Diante desse cenário, as empresas migraram para um regime de autorização. Nesse novo modelo, a manutenção da imensa rede de telefonia fixa pública se tornou inviável.
Atualmente, restam apenas cerca de 30 mil terminais em operação no país. A maior parte deles está localizada no estado de São Paulo.
Fim das concessões acelera extinção
Os contratos que obrigavam as teles a manter os orelhões foram assinados em 1998. Eles chegaram ao término definitivo em dezembro do ano passado.
Somado a isso, a Anatel buscou incentivar investimentos em banda larga. Consequentemente, o antigo modelo de telefonia pública perdeu prioridade.

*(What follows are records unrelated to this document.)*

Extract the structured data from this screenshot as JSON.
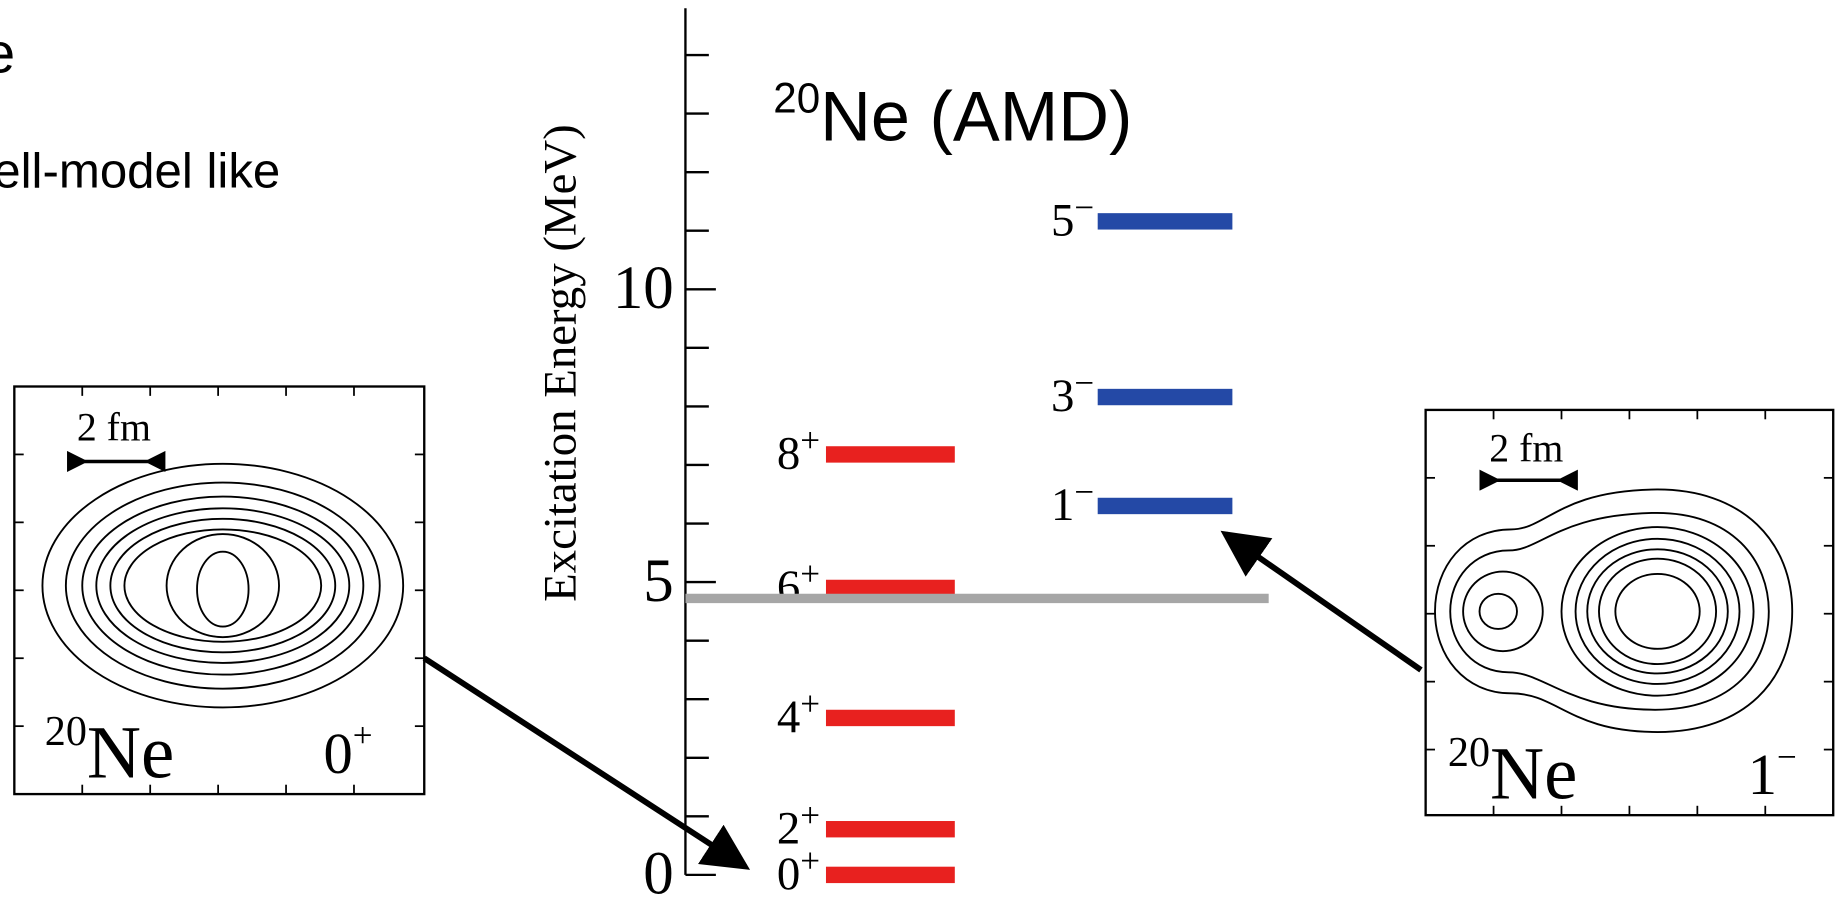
{
  "slide": {
    "text_lines": [
      "e",
      "ell-model like"
    ]
  },
  "chart_data": {
    "type": "level",
    "title": {
      "superscript": "20",
      "text": "Ne (AMD)"
    },
    "ylabel": "Excitation Energy (MeV)",
    "ylim": [
      0,
      14.8
    ],
    "yticks": [
      0,
      5,
      10
    ],
    "yminorticks": [
      1,
      2,
      3,
      4,
      6,
      7,
      8,
      9,
      11,
      12,
      13,
      14
    ],
    "threshold": {
      "value": 4.72,
      "color": "#a6a6a6"
    },
    "series": [
      {
        "color": "#e8211f",
        "labels": [
          "0",
          "2",
          "4",
          "6",
          "8"
        ],
        "parities": [
          "+",
          "+",
          "+",
          "+",
          "+"
        ],
        "values": [
          0,
          0.78,
          2.68,
          4.9,
          7.18
        ]
      },
      {
        "color": "#2449a6",
        "labels": [
          "1",
          "3",
          "5"
        ],
        "parities": [
          "−",
          "−",
          "−"
        ],
        "values": [
          6.3,
          8.16,
          11.16
        ]
      }
    ]
  },
  "insets": [
    {
      "scale": "2 fm",
      "mass": "20",
      "element": "Ne",
      "state": "0",
      "parity": "+"
    },
    {
      "scale": "2 fm",
      "mass": "20",
      "element": "Ne",
      "state": "1",
      "parity": "−"
    }
  ]
}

A própria agência reguladora conduziu os acordos para a transição. O objetivo era adaptar o serviço ao novo marco legal do setor.
Por outro lado, a crise financeira de uma grande operadora complicou o processo. A Oi, que detém a maior base de orelhões, está em recuperação judicial desde 2016.
Onde os telefones públicos ainda funcionam
Na prática, a retirada não será total imediatamente. A Anatel estabeleceu uma exceção importante para localidades sem cobertura 4G.
Assim, aproximadamente 9 mil orelhões permanecerão ativos até 2028. Eles ficarão em áreas onde são a única opção de acesso à telefonia de voz.
A localização exata desses terminais pode ser consultada no portal da Anatel na internet. A maior parte da infraestrutura remanescente pertence à Oi, com 6.707 unidades.
De modo semelhante, outras operadoras já iniciaram o desligamento. Vivo, Algar e Claro/Telefônica devem retirar seus cerca de 2 mil aparelhos ainda este ano.
Compromissos das operadoras no novo modelo
Em contrapartida à flexibilização, as empresas assumiram novos investimentos. Os compromissos estão detalhados no novo regime de autorização.
Dessa forma, elas se obrigaram a expandir infraestrutura de fibra óptica. A instalação de antenas para rede 4G em locais desassistidos também é parte do acordo.
Adicionalmente, as teles devem conectar escolas públicas e construir data centers. Há ainda a previsão de implantação de cabos submarinos e fluviais.
Por fim, a Anatel reforça que o cidadão pode solicitar o desligamento de unidades. O pedido deve ser feito diretamente à operadora ou através da central 1331.